Çekirgeler... Hepsi yuvalarından çıkıp deli gibi bağırmaya ve koşturmaya başladılar.
- Korktunuz mu?
Korktum. Aşağıda alayın binalarını görebiliyordum. Bir işaretimle yüzlerce kişi buraya gelir ve kurtarırdı beni. Karar verdim tetiğe dokunmaya ve dokundum da.
- Bir kez mi?
Hayır. Çok kez ama patlamıyordu.
- Neden?
Bilmiyorum. Şarjörü çıkarıp tekrar taktım, yine olmadı.
- Ne yaptınız peki?
Tüfeği yere attım ve botlarıma baktım.
- Neden?
Acaba benimkiler daha mı iyiydi diye. Emin olamadım.
- Devam edin.
Aşağı doğru, var gücümle koşmak istedim bağıra bağıra ama başaramadım.
- Neden?
Dizlerimin bağı çözülmüş gibiydi. Olduğum yere diz üstü çöktüm.
- Palaskanız yeni miydi?
Evet. Neden?
- Belki arkadaşınızınkiyle değişirsiniz diye. Devam edin.

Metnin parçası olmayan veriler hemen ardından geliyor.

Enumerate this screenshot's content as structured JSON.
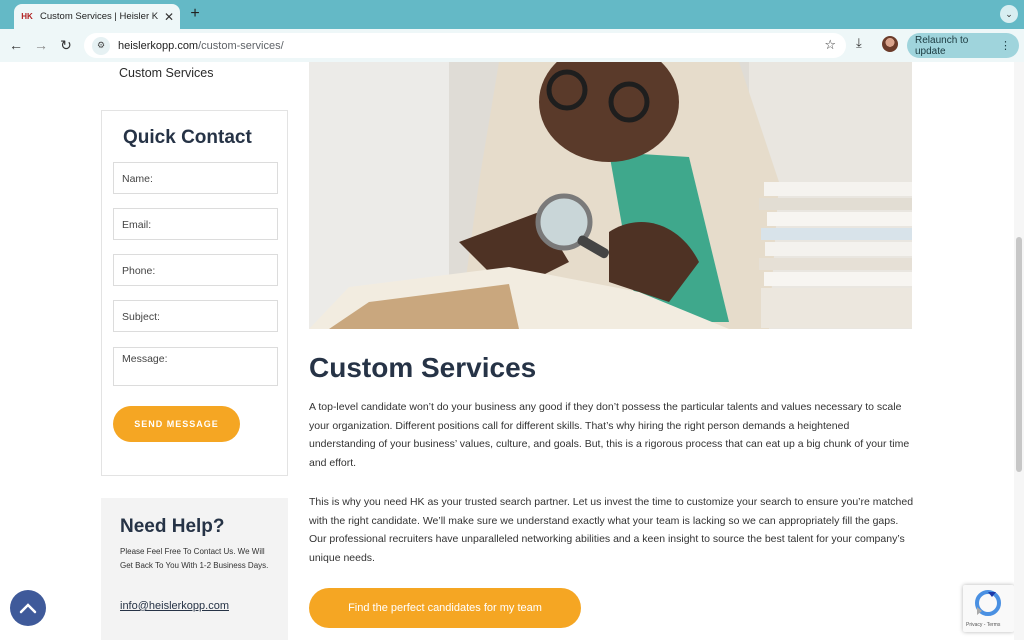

Sinema sahnesi gibiydi: Ben yüksek bir tepenin üzerinde, yerde diz üstü oturuyordum. Arkadaşım ve Kurt ölü, tüfeğim işlemiyor, etrafımda çekirgeler bağırıp çağırıyor ve bana doğru bir gelin geliyor, siyah bir atın üzerinde.
- Sonra?
Sonra ses yükselmeye başladı. Kulaklarımı kapattım avuçlarımla ama arttıkça artıyordu ve alayda hiç hareket yoktu. Sesi sadece benim duyduğumu düşündüm.
- Öyle miydi gerçekten?
Bilmiyorum.
- Devam edin.
O kulübeye vuran ışık, oturduğum yerin çaprazındaydı. Sonra sol çaprazımda da bir ışık belirdi, aynı hizada. Başımı çevirip arkama baktım, iki ışık daha gördüm.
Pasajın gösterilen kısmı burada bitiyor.